Iran’s Revolutionary Guard said they were ready to provide a military escort to ships that sought to take humanitarian aid.

“Iran’s Revolutionary Guard naval forces are fully prepared to escort the peace and freedom convoys to Gaza with all their powers and capabilities,” a spokesman for Supreme Leader Ali Khamanei said.

“It is Iran’s duty to defend the innocent people of Gaza.” Iran’s Red Crescent ambulance organisation plans to send two aid ships to Gaza.  Hezbollah leader Sheik Hassan Nasrallah also urged a new flotilla to Gaza. This came as four divers were shot dead yesterday, with Israel claiming the divers were preparing to attack the country.

Turkish newspaper Hurriyet published photographs yesterday of bloodied Israeli commandos who appeared to have been dragged below the deck of the Turkish ship the Mavi Marmara, boarded by Israeli commandos last week.

Israel said the pictures proved the commandos fired after being attacked by activists on board the ship trying to run the Israeli blockade of Gaza.  Nine activists, all Turkish citizens, were killed and about 30 injured when Israeli commandos boarded the flotilla in international waters as it was sailing towards Gaza with humanitarian aid last week.
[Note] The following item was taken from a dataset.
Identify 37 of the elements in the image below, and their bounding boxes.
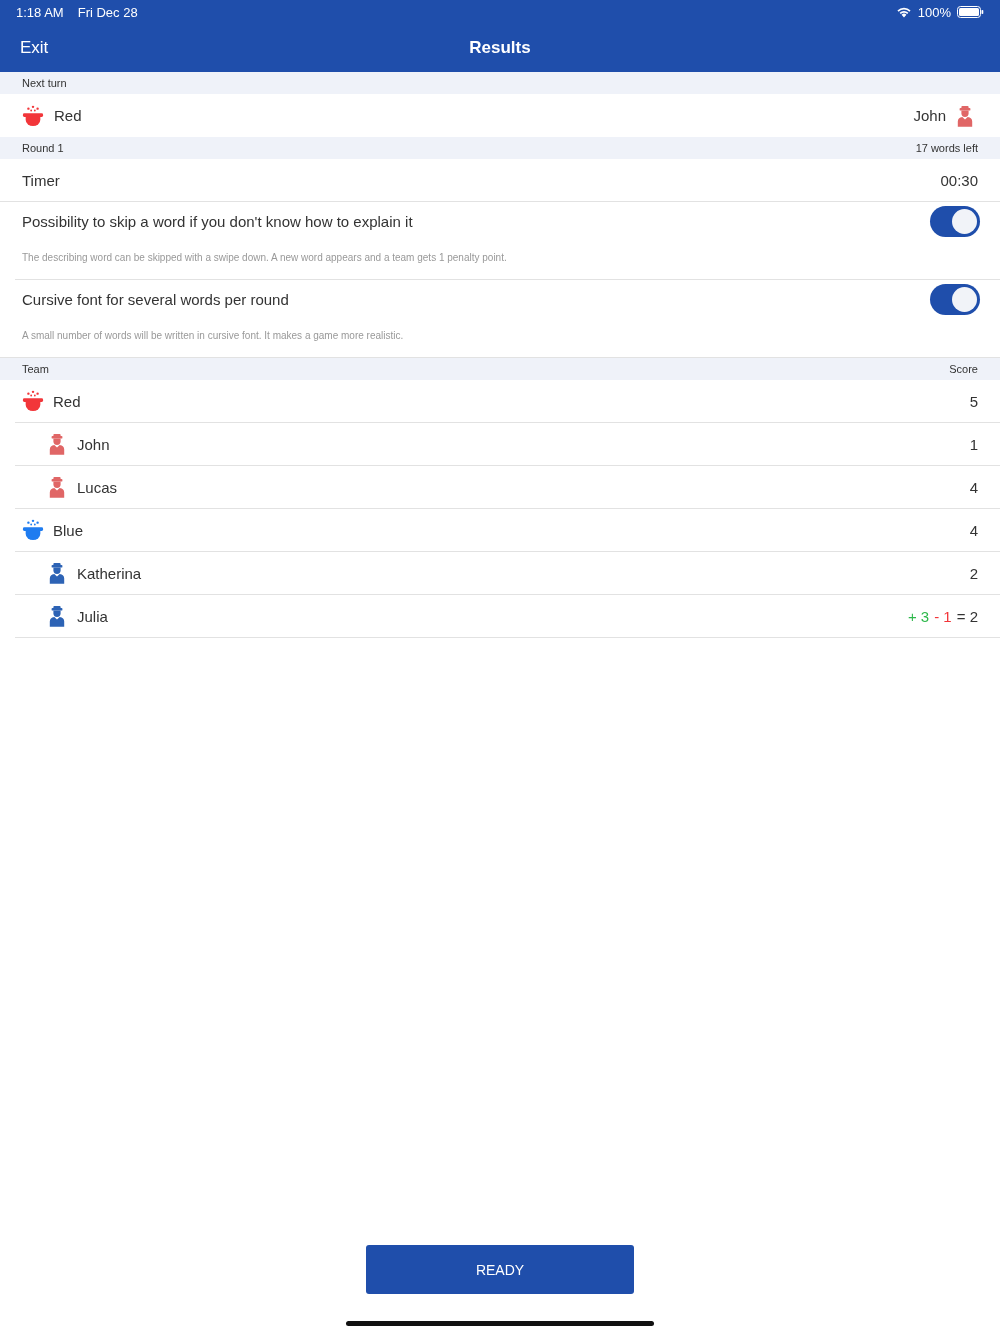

A group of former Israel naval commanders sent a letter yesterday to Israeli Prime Minister Benjamin Netanyahu rejecting government claims that it was merely a public relations and intelligence failure.

“We believe that the operation ended in disaster on a military and diplomatic level,” they said.  “We do not agree with the claims that there was an intelligence gap that caused the outcome. “In addition, we do not accept the claim that there was a PR failure and we believe that the formula chosen ahead of time was doomed to fail.”

Israel’s biggest selling newspaper Yedioth Ahronoth carried a front-page article yesterday by one of the country’s leading journalists, Nahum Barnea, saying Israel should lift the blockade of Gaza and support sovereignty of the Palestinian Authority in the West Bank.

He wrote: “As of now, Israel has no leader and it has no leadership.”  Israel is under pressure to agree to a committee of inquiry with international representatives to examine exactly what occurred during the flotilla confrontation.

UN Secretary-General Ban Ki-moon has spoken to Mr Netanyahu to urge him to agree to an investigation headed by former New Zealand prime minister Geoffrey Palmer, with representatives from Israel and Turkey.

French President Nicolas Sarkozy telephoned Mr Netanyahu yesterday to urge him to agree to the proposal.  Mr Netanyahu said yesterday: “There are many proposals for  all kinds of committees, but we don’t want a problematic precedent to be set here for future events.  “The decision must be made calmly and reasonably.”

But Israel’s ambassador to the US, Michael Oren, ruled out any international inquiry.  Israeli police yesterday arrested a man who had used the internet to urge people to kill the Israeli-Arab member of the Knesset, Haneen Zoabi, who had been part of the flotilla.